6. Standalone (Algorithm Only) Performance:
The document describes "extensive bench testing" to verify new and modified features. While this is likely focused on the algorithm's performance within the system, it's not explicitly labeled as an "algorithm-only standalone performance study" in the context of comparative clinical evaluations. The device itself is a "Programmable Diagnostic Computer," so its functionality is inherently algorithmic.
7. Type of Ground Truth Used:
For the bench testing, the "ground truth" would likely be derived from:
- Engineering specifications and design documents: To verify that the new features function as intended.
- Reference measurements/simulations: For aspects like magnetic location sensor accuracy, comparing device output to known physical parameters.
- Predicate device behavior: For regression testing, verifying that existing features still perform identically or within expected tolerances compared to the predicate.
No "expert consensus, pathology, or outcomes data" ground truth is relevant or mentioned for this type of testing.
8. Sample Size for the Training Set:
This information is not provided.
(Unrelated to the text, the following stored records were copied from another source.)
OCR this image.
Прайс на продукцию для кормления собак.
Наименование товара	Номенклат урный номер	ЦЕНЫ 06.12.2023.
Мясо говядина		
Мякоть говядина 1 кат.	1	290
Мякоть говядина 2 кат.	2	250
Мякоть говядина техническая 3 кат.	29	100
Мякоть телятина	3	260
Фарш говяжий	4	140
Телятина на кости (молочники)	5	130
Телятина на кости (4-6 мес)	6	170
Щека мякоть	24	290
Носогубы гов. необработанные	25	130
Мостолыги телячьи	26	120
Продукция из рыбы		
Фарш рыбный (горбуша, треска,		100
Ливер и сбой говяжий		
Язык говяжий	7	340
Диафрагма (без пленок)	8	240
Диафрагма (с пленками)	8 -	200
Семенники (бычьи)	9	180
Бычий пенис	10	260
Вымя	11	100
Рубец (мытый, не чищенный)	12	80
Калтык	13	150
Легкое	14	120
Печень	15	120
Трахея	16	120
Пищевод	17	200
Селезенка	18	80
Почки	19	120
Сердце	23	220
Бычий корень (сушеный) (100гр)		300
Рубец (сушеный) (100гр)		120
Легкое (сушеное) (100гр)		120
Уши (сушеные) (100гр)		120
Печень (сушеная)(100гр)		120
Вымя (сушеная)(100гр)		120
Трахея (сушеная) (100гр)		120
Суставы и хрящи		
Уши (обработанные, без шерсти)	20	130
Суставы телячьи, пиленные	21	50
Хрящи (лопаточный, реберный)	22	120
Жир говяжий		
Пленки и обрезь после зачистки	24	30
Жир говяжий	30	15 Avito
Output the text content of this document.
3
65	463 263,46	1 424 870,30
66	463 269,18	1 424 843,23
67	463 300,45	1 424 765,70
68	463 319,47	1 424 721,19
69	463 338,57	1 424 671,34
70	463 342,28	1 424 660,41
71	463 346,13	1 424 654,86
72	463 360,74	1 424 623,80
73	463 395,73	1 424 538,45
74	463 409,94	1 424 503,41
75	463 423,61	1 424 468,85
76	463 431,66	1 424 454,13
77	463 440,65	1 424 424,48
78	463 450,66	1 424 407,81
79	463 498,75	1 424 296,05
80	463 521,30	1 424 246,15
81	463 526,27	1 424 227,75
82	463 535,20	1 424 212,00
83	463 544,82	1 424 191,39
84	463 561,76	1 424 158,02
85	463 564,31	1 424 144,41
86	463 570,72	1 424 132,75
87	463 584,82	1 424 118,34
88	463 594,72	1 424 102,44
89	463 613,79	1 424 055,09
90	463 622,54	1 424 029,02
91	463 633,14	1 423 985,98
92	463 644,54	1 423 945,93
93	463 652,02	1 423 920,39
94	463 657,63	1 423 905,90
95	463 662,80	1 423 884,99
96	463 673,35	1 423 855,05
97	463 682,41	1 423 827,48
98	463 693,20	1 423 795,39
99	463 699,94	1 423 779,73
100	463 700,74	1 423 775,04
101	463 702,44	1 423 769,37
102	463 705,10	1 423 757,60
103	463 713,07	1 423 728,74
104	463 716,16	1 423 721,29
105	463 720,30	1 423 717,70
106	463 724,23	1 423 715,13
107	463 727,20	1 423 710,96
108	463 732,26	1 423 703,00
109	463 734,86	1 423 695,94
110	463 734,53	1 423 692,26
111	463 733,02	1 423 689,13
The document describes enhancements to an existing system, implying refinement of existing algorithms rather than the development of entirely new ones requiring large-scale training sets for machine learning. If machine learning was used in the development of the "VISITAG SURPOINT™ Module" or "HD Coloring" feature, the details of its training are not disclosed in this summary.
9. How the Ground Truth for the Training Set Was Established:
This information is not provided as there is no mention of a dedicated training set or machine learning model development in detail.
In summary, this 510(k) pertains to modifications of an existing device and relies on bench testing to demonstrate substantial equivalence, rather than new clinical effectiveness studies with explicit acceptance criteria, patient data, and expert interpretation.
§ 870.1425 Programmable diagnostic computer.
(a)
Identification. A programmable diagnostic computer is a device that can be programmed to compute various physiologic or blood flow parameters based on the output from one or more electrodes, transducers, or measuring devices; this device includes any associated commercially supplied programs.(b)
Classification. Class II (performance standards).